In the United Kingdom, the number of 50 to 64-year-olds who are no longer looking for work has risen to 228,000, according to the Centre for Ageing Better, which says that over-50s were half as likely as younger workers to be re-employed during the pandemic.
I have been wondering about this since overtaking a Deliveroo cyclist with white hair in London last month. He turned out to be a fit 65-year-old who is quite cheerful about going from a desk job to deliveries but worries about whether he’ll be able to face it in the winter. Like an Uber driver of the same age I met the next day, he can’t find anything else.
A former marketing executive in his 50s, who has suffered rejection after rejection, says he keeps being told he is “overqualified”. Although CVs no longer state birth dates, he says, “they can tell I’ve been around”.
AGEING STEREOTYPES MORE PERSISTANT THAN RACE OR GENDER
Is this prejudice?
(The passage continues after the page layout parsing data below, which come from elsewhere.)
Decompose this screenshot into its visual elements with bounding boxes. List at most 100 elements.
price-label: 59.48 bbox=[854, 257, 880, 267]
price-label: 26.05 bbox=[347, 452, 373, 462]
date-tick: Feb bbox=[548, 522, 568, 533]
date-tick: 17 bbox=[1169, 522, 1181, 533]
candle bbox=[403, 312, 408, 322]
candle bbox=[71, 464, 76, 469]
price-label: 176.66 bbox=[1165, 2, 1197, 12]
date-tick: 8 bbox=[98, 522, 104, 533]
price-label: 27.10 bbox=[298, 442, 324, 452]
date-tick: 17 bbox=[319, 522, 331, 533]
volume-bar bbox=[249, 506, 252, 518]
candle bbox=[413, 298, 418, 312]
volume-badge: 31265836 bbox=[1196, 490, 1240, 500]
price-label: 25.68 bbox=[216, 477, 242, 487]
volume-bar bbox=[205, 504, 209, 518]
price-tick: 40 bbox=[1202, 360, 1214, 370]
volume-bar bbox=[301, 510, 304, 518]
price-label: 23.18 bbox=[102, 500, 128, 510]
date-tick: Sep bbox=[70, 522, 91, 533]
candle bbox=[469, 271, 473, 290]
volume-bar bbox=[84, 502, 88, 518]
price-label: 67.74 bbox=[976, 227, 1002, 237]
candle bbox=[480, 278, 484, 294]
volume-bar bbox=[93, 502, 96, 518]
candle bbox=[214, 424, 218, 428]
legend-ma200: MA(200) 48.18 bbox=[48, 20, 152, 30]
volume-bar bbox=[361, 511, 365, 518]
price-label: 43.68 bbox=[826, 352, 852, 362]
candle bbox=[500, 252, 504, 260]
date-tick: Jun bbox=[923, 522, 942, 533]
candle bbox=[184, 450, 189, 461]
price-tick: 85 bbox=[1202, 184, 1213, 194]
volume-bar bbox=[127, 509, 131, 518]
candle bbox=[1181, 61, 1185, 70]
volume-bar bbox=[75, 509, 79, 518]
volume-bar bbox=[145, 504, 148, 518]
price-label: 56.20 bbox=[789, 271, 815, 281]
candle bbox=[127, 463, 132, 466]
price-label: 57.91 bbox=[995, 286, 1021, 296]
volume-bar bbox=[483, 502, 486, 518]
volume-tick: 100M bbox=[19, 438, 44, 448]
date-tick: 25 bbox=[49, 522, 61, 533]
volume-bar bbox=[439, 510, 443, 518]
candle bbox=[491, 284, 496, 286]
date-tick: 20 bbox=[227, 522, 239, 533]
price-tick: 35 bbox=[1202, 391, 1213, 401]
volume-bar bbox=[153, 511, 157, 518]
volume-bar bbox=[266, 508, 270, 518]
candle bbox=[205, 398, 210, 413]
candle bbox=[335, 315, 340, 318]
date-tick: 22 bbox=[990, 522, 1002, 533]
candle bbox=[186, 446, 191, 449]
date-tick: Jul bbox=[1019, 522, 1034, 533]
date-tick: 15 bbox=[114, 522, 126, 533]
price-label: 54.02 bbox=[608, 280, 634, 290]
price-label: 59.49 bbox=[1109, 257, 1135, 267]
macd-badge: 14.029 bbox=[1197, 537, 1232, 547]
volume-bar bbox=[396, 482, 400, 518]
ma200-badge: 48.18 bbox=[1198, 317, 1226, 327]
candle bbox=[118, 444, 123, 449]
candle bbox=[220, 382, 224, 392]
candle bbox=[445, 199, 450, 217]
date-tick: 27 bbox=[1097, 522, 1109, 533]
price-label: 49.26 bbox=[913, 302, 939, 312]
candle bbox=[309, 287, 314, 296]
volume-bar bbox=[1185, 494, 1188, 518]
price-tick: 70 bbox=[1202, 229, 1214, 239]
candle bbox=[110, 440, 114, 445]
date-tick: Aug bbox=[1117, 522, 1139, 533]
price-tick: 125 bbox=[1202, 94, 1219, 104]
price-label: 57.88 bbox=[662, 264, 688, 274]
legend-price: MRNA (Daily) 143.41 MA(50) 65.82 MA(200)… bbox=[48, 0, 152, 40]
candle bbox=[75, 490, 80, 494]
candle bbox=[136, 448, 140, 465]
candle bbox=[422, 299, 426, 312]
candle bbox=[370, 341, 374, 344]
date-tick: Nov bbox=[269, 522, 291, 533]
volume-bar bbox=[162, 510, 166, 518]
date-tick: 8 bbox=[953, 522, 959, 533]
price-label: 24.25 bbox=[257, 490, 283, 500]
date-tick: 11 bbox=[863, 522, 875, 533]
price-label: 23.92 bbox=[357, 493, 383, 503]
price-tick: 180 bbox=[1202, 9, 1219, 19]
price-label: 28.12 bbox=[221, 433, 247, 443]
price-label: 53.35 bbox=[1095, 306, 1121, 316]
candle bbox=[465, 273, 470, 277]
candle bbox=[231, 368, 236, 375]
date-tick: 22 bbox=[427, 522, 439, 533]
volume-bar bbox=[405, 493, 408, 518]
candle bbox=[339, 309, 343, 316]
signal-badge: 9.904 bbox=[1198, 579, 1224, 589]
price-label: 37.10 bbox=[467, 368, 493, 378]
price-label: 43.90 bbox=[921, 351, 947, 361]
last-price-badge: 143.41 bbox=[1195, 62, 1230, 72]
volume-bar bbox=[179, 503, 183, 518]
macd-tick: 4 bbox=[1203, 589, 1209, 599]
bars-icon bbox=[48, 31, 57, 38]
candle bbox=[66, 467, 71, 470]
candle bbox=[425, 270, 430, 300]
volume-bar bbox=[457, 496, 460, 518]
Research by two Harvard psychologists, Tessa Charlesworth and Mahzarin Banaji, suggests that negative stereotypes of ageing are actually more persistent than those about race and gender.
Drawing on data from more than 4 million tests of conscious and unconscious bias, they have found that attitudes to sexual orientation, race and skin tone have improved during the past decade, compared to stubborn biases about age and disability, and increasing negativity about people who are overweight. Charlesworth and Banaji predict that anti-gay bias could reach “neutrality” in 20 years’ time, but that on current trends it will take 150 years for the same to happen to ageism.